Decided on November 29, 2013
SUPREME COURT, APPELLATE TERM, SECOND DEPARTMENT, 2d, 11th and 13th JUDICIAL DISTRICTS

PRESENT: : RIOS, J.P., PESCE and SOLOMON, JJ
2012-2314 Q C.

Oxana Renda, Appellant, —

against

Eugene Roszko and HALINA ROSZKO, Respondents.


Appeal from a judgment of the Civil Court of the City of New York, Queens County (Barry A. Schwartz, J.), entered May 31, 2012. The judgment, after a nonjury trial, dismissed the action.


ORDERED that the judgment is affirmed, without costs.
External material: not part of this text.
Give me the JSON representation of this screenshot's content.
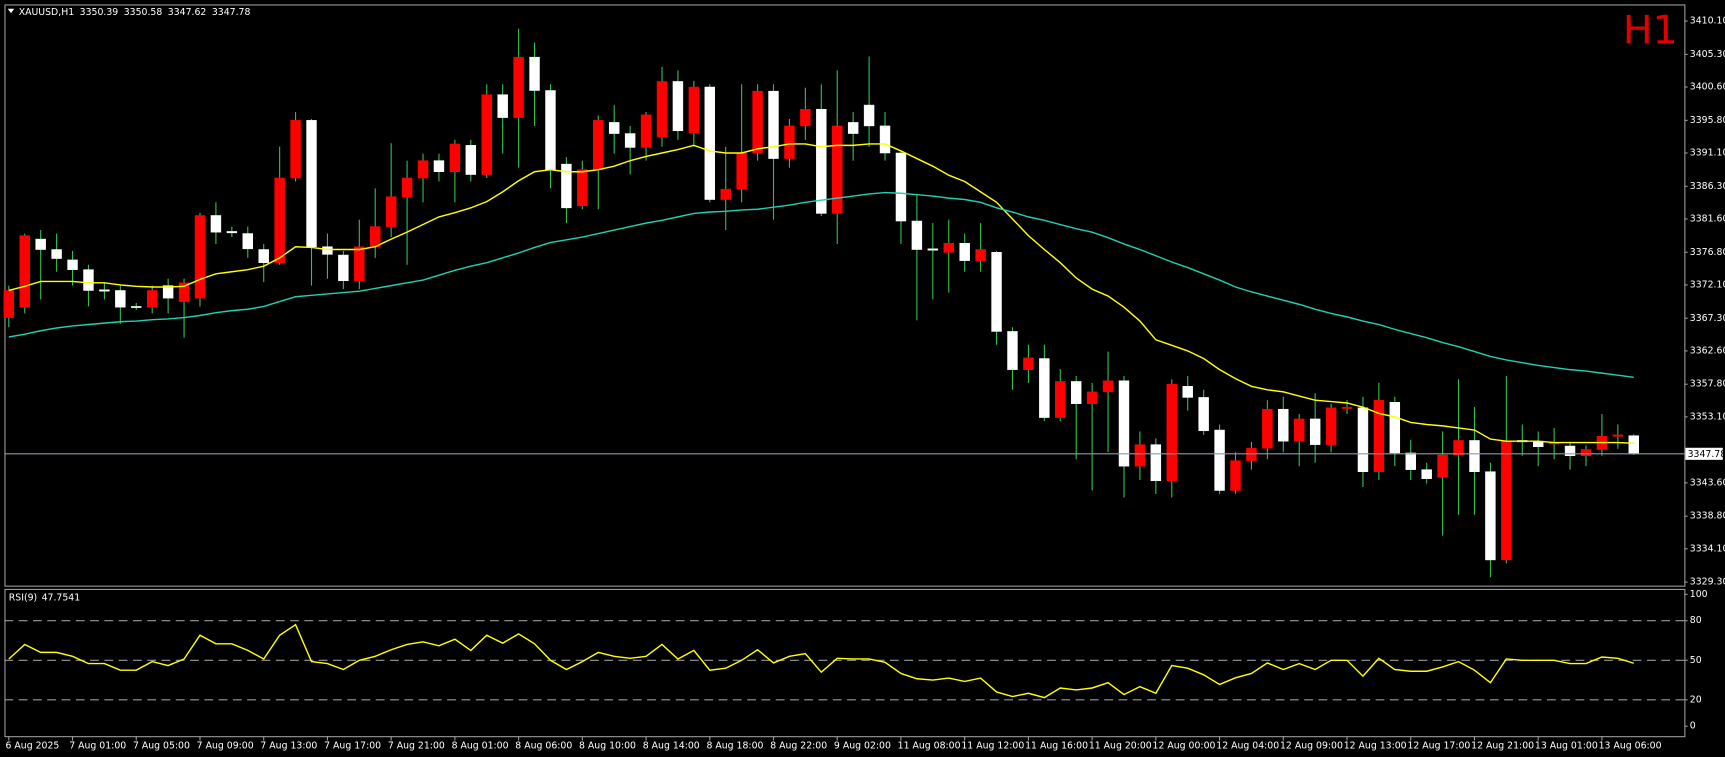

Plaintiff brought this small claims action against defendants, her former tenants, to recover alleged arrears in rent. After a nonjury trial, the Civil Court found defendants' testimony regarding setoffs due them from plaintiff to be more credible than plaintiff's testimony and dismissed the action. Upon a review of the record, we find that the judgment provided the parties with substantial justice according to the rules and principles of substantive law (see CCA 1804, 1807; Ross v Friedman, 269 AD2d 584 [2000]; Williams v Roper, 269 AD2d 125, 126 [2000]).

The decision of a fact-finding court should not be disturbed upon appeal unless it is obvious that the court's conclusions could not be reached under any fair interpretation of the evidence (see Claridge Gardens v Menotti, 160 AD2d 544 [1990]). This standard applies with greater force to judgments rendered in the Small Claims Part of the court (see Williams, 269 [*2]AD2d at 126). As the record supports the Civil Court's determination, we find no reason to disturb the judgment.

Accordingly, the judgment is affirmed.

Rios, J.P., Pesce and Solomon, JJ., concur.